Confirmation 28 septembre 2017
Commentaire • 0
Sur la décision
| Référence : | CA Paris, pôle 6 - ch. 2, 28 sept. 2017, n° 16/10603 |
|---|---|
| Juridiction : | Cour d'appel de Paris |
| Numéro(s) : | 16/10603 |
| Décision précédente : | Conseil de prud'hommes de Paris, 5 juillet 2016, N° F15/10615 |
| Dispositif : | Se dessaisit ou est dessaisi au profit d'une autre juridiction |
Texte intégral
RÉPUBLIQUE FRANÇAISE
AU NOM DU PEUPLE FRANÇAIS
COUR D’APPEL DE PARIS
Pôle 6 – Chambre 2
ARRÊT DU 28 Septembre 2017
(n° , pages)
Numéro d’inscription au répertoire général : S 16/10603
Décision déférée à la Cour : jugement rendu le 05 Juillet 2016 par le Conseil de Prud’hommes de PARIS – section commerce – RG n° F15/10615
DEMANDEUR AU CONTREDIT
Monsieur Y Z
[…]
[…]
comparant en personne, assisté de Me Jean-Christophe LEROUX, avocat au barreau de VAL D’OISE, toque : T 7
DEFENDERESSE AU CONTREDIT
SARL PARIS 8
N° SIRET : 403 567 373
[…]
[…]
représentée par Me Valérie TROMAS, avocat au barreau de PARIS, toque : R169 substitué par Me Charlotte ARBOGAST
COMPOSITION DE LA COUR :
L’affaire a été débattue le 1er juin 2017, en audience publique, devant la Cour composée de :
Madame Catherine MÉTADIEU, Président
Madame Martine CANTAT, Conseiller
Monsieur Christophe ESTEVE, Conseiller
qui en ont délibéré
GREFFIER : Madame X, lors des débats
ARRET :
— contradictoire
— rendu par mise à disposition de l’arrêt au greffe de la Cour, les parties en ayant été préalablement avisées dans les conditions prévues au deuxième alinéa de l’article 450 du code de procédure civile.

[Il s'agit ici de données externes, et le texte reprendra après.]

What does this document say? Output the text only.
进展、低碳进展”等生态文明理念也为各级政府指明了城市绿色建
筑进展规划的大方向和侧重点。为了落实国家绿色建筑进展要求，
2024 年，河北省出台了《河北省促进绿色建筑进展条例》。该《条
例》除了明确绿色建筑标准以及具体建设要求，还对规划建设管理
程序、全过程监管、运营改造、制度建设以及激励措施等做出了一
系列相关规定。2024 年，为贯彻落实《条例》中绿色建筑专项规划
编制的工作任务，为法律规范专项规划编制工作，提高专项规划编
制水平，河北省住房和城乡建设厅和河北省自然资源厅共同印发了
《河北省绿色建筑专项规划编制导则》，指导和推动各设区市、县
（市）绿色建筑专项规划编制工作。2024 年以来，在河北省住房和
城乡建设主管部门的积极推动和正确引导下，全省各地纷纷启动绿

— signé par Madame Catherine MÉTADIEU, Président et par Madame X, Greffier.
**********
Statuant sur le contredit formé le 19 juillet 2016 par Y Z à l’encontre du jugement rendu le 5 juillet 2016 par le conseil de prud’hommes de PARIS qui s’est déclaré incompétent au profit du tribunal de commerce de PARS et débouté la SARL PARIS 8 de sa demande fondée sur de l’article 700 du code de procédure civile ;
Vu le contredit soutenu oralement par Y Z qui demande à la cour d’infirmer le jugement déféré et de :
— requalifier la relation contractuelle l’unissant à la SARL PARIS 8 en contrat de travail depuis le 1er janvier 2012
— déclarer le conseil de prud’hommes de Paris compétent pour connaître du litige
— évoquer le dossier au fond
— à défaut le renvoyer devant le conseil de prud’hommes section commerce autrement composé dans une formation ne comprenant aucun des conseillers ayant précédemment statué
En conséquence en cas d’évocation
— 'mettre la SARL PARIS 8 en demeure la SARL PARIS 8 de produire ses conclusions et pièces aux fins de trancher le litige entre les parties'
— débouter la SARL PARIS 8 de ses demandes, fins et conclusions
— condamner la SARL PARIS 8 à lui verser les sommes suivantes :
' 22 569,27 € à titre de rappels de salaires et congés payés (primes de repas uniques de 2012 à 2013 et congés payés afférents)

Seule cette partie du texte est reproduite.